Johns Hopkins University has filed a lawsuit in federal court to keep the U.S. Immigration and Customs Enforcement (ICE) from taking visas from international students and kicking them out of the United States if they cannot take in-person courses for the fall semester, according to the Baltimore Sun.
ICE announced Monday that international students would have to leave the United States or transfer to another institution if they weren't enrolled in in-person classes for the upcoming fall semester.
The university claims the new ICE policy "completely upended" its plans to open this fall since the school has close to 5,000 international students enrolled.
Harvard University and the Massachusetts Institute of Technology filed a lawsuit Wednesday to keep ICE agents from enforcing the policy. Both schools are only offering online classes this fall.

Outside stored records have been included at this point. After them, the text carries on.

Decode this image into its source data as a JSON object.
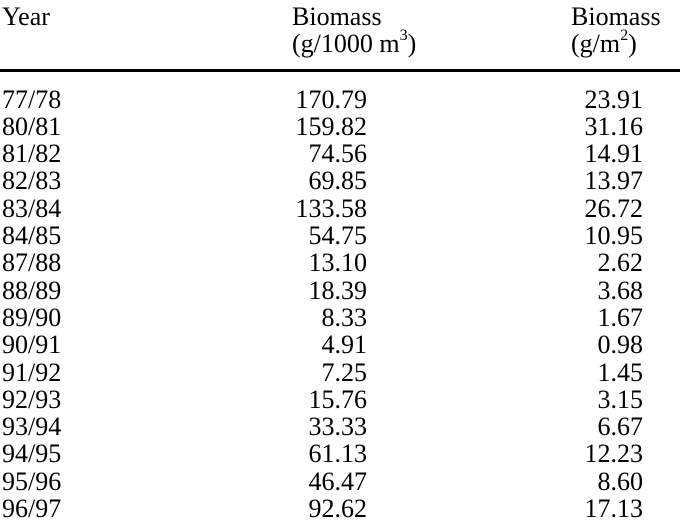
{
  "table": {
    "header": {
      "year": {
        "label": "Year"
      },
      "biomass_volume": {
        "label": "Biomass",
        "unit_prefix": "(g/1000 m",
        "unit_sup": "3",
        "unit_suffix": ")"
      },
      "biomass_area": {
        "label": "Biomass",
        "unit_prefix": "(g/m",
        "unit_sup": "2",
        "unit_suffix": ")"
      }
    },
    "rows": [
      [
        "77/78",
        "170.79",
        "23.91"
      ],
      [
        "80/81",
        "159.82",
        "31.16"
      ],
      [
        "81/82",
        "74.56",
        "14.91"
      ],
      [
        "82/83",
        "69.85",
        "13.97"
      ],
      [
        "83/84",
        "133.58",
        "26.72"
      ],
      [
        "84/85",
        "54.75",
        "10.95"
      ],
      [
        "87/88",
        "13.10",
        "2.62"
      ],
      [
        "88/89",
        "18.39",
        "3.68"
      ],
      [
        "89/90",
        "8.33",
        "1.67"
      ],
      [
        "90/91",
        "4.91",
        "0.98"
      ],
      [
        "91/92",
        "7.25",
        "1.45"
      ],
      [
        "92/93",
        "15.76",
        "3.15"
      ],
      [
        "93/94",
        "33.33",
        "6.67"
      ],
      [
        "94/95",
        "61.13",
        "12.23"
      ],
      [
        "95/96",
        "46.47",
        "8.60"
      ],
      [
        "96/97",
        "92.62",
        "17.13"
      ]
    ]
  },
  "colors": {
    "text": "#000000",
    "background": "#ffffff",
    "rule": "#000000"
  }
}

For the 2020 fall semester, many universities are offering either online-only classes this fall or a hybrid combination of both online and in-person classes.

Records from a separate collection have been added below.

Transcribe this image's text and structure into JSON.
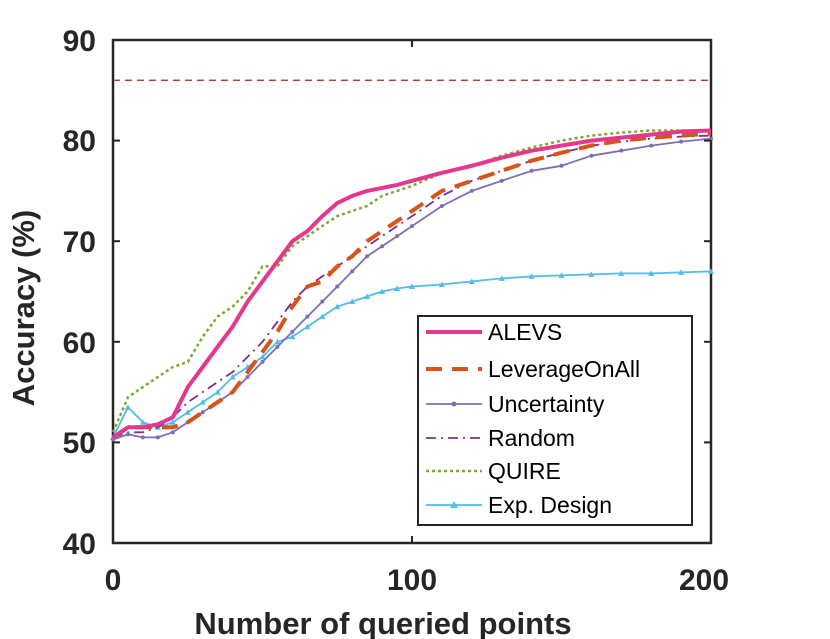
{
  "chart_data": {
    "type": "line",
    "title": "",
    "xlabel": "Number of queried points",
    "ylabel": "Accuracy (%)",
    "xlim": [
      0,
      200
    ],
    "ylim": [
      40,
      90
    ],
    "x_ticks": [
      0,
      100,
      200
    ],
    "y_ticks": [
      40,
      50,
      60,
      70,
      80,
      90
    ],
    "x_tick_labels": [
      "0",
      "100",
      "200"
    ],
    "y_tick_labels": [
      "40",
      "50",
      "60",
      "70",
      "80",
      "90"
    ],
    "grid": false,
    "legend_position": "bottom-right",
    "reference_line": {
      "y": 86,
      "color": "#b22222",
      "style": "dashed"
    },
    "series": [
      {
        "name": "ALEVS",
        "color": "#e6378c",
        "style": "solid",
        "marker": "none",
        "x": [
          0,
          5,
          10,
          15,
          20,
          25,
          30,
          35,
          40,
          45,
          50,
          55,
          60,
          65,
          70,
          75,
          80,
          85,
          90,
          95,
          100,
          110,
          120,
          130,
          140,
          150,
          160,
          170,
          180,
          190,
          200
        ],
        "y": [
          50.5,
          51.5,
          51.5,
          51.8,
          52.5,
          55.5,
          57.5,
          59.5,
          61.5,
          64.0,
          66.0,
          68.0,
          70.0,
          71.0,
          72.5,
          73.8,
          74.5,
          75.0,
          75.3,
          75.6,
          76.0,
          76.8,
          77.5,
          78.3,
          79.0,
          79.5,
          80.0,
          80.3,
          80.6,
          80.9,
          81.0
        ]
      },
      {
        "name": "LeverageOnAll",
        "color": "#d95319",
        "style": "dashed",
        "marker": "none",
        "x": [
          0,
          5,
          10,
          15,
          20,
          25,
          30,
          35,
          40,
          45,
          50,
          55,
          60,
          65,
          70,
          75,
          80,
          85,
          90,
          95,
          100,
          110,
          120,
          130,
          140,
          150,
          160,
          170,
          180,
          190,
          200
        ],
        "y": [
          50.5,
          51.5,
          51.5,
          51.5,
          51.5,
          52.0,
          53.0,
          54.0,
          55.0,
          57.0,
          59.0,
          61.0,
          63.5,
          65.5,
          66.0,
          67.5,
          68.5,
          70.0,
          71.0,
          72.0,
          73.0,
          75.0,
          76.0,
          77.0,
          78.0,
          78.8,
          79.5,
          80.0,
          80.3,
          80.5,
          80.7
        ]
      },
      {
        "name": "Uncertainty",
        "color": "#7e6eba",
        "style": "solid",
        "marker": "dot",
        "x": [
          0,
          5,
          10,
          15,
          20,
          25,
          30,
          35,
          40,
          45,
          50,
          55,
          60,
          65,
          70,
          75,
          80,
          85,
          90,
          95,
          100,
          110,
          120,
          130,
          140,
          150,
          160,
          170,
          180,
          190,
          200
        ],
        "y": [
          50.3,
          50.8,
          50.5,
          50.5,
          51.0,
          52.0,
          53.0,
          54.0,
          55.0,
          56.5,
          58.0,
          59.5,
          61.0,
          62.5,
          64.0,
          65.5,
          67.0,
          68.5,
          69.5,
          70.5,
          71.5,
          73.5,
          75.0,
          76.0,
          77.0,
          77.5,
          78.5,
          79.0,
          79.5,
          79.9,
          80.2
        ]
      },
      {
        "name": "Random",
        "color": "#7e2f8e",
        "style": "dashdot",
        "marker": "none",
        "x": [
          0,
          5,
          10,
          15,
          20,
          25,
          30,
          35,
          40,
          45,
          50,
          55,
          60,
          65,
          70,
          75,
          80,
          85,
          90,
          95,
          100,
          110,
          120,
          130,
          140,
          150,
          160,
          170,
          180,
          190,
          200
        ],
        "y": [
          50.5,
          51.0,
          51.0,
          51.5,
          52.5,
          54.0,
          55.0,
          56.0,
          57.0,
          58.5,
          60.0,
          62.0,
          64.0,
          65.5,
          66.5,
          67.5,
          68.5,
          69.5,
          70.5,
          71.5,
          72.5,
          74.5,
          76.0,
          77.0,
          78.0,
          78.8,
          79.5,
          79.9,
          80.2,
          80.4,
          80.5
        ]
      },
      {
        "name": "QUIRE",
        "color": "#77ac30",
        "style": "dotted",
        "marker": "none",
        "x": [
          0,
          5,
          10,
          15,
          20,
          25,
          30,
          35,
          40,
          45,
          50,
          55,
          60,
          65,
          70,
          75,
          80,
          85,
          90,
          95,
          100,
          110,
          120,
          130,
          140,
          150,
          160,
          170,
          180,
          190,
          200
        ],
        "y": [
          51.0,
          54.5,
          55.5,
          56.5,
          57.5,
          58.0,
          60.5,
          62.5,
          63.5,
          65.0,
          67.5,
          67.5,
          69.5,
          70.5,
          71.5,
          72.5,
          73.0,
          73.5,
          74.5,
          75.0,
          75.5,
          76.8,
          77.5,
          78.5,
          79.3,
          80.0,
          80.5,
          80.8,
          81.0,
          81.0,
          81.0
        ]
      },
      {
        "name": "Exp. Design",
        "color": "#4dbeee",
        "style": "solid",
        "marker": "triangle",
        "x": [
          0,
          5,
          10,
          15,
          20,
          25,
          30,
          35,
          40,
          45,
          50,
          55,
          60,
          65,
          70,
          75,
          80,
          85,
          90,
          95,
          100,
          110,
          120,
          130,
          140,
          150,
          160,
          170,
          180,
          190,
          200
        ],
        "y": [
          50.5,
          53.5,
          52.0,
          51.5,
          52.0,
          53.0,
          54.0,
          55.0,
          56.5,
          57.5,
          58.5,
          60.0,
          60.5,
          61.5,
          62.5,
          63.5,
          64.0,
          64.5,
          65.0,
          65.3,
          65.5,
          65.7,
          66.0,
          66.3,
          66.5,
          66.6,
          66.7,
          66.8,
          66.8,
          66.9,
          67.0
        ]
      }
    ]
  }
}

But the ICE policy would prevent international students from staying in the United States, even with the hybrid curriculum.

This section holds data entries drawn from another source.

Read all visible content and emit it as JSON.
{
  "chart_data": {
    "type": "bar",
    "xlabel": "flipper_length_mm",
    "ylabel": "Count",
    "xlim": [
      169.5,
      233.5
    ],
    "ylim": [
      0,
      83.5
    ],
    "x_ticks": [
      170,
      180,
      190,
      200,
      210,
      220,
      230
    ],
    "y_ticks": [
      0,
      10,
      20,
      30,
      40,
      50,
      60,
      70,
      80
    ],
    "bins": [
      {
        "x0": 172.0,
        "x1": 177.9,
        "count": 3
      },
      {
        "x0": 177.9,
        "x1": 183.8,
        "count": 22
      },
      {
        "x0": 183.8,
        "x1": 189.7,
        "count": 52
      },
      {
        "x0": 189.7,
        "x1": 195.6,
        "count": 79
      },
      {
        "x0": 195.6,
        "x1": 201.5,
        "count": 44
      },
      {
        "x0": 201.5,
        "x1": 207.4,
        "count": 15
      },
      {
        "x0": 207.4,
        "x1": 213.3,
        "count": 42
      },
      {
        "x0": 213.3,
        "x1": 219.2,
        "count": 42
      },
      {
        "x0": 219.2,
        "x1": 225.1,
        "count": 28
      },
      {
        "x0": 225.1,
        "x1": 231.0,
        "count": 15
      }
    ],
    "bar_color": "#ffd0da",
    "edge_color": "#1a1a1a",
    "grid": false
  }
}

Johns Hopkins plans to begin its semester with the hybrid in-person and online course approach, then move to online-only following the Thanksgiving vacation.
"The adverse consequences of this sudden displacement are devastating financially and personally," the school said, according to the complaint.
The U.S. State Department made an announcement Wednesday that may save international students whose schools only offer online classes from returning to their home countries for the fall. The agency plans to temporarily modify the ICE policy to provide "greater flexibility for nonimmigrant students to continue their education in the United States, while also allowing for proper social distancing on open and operating campuses across America."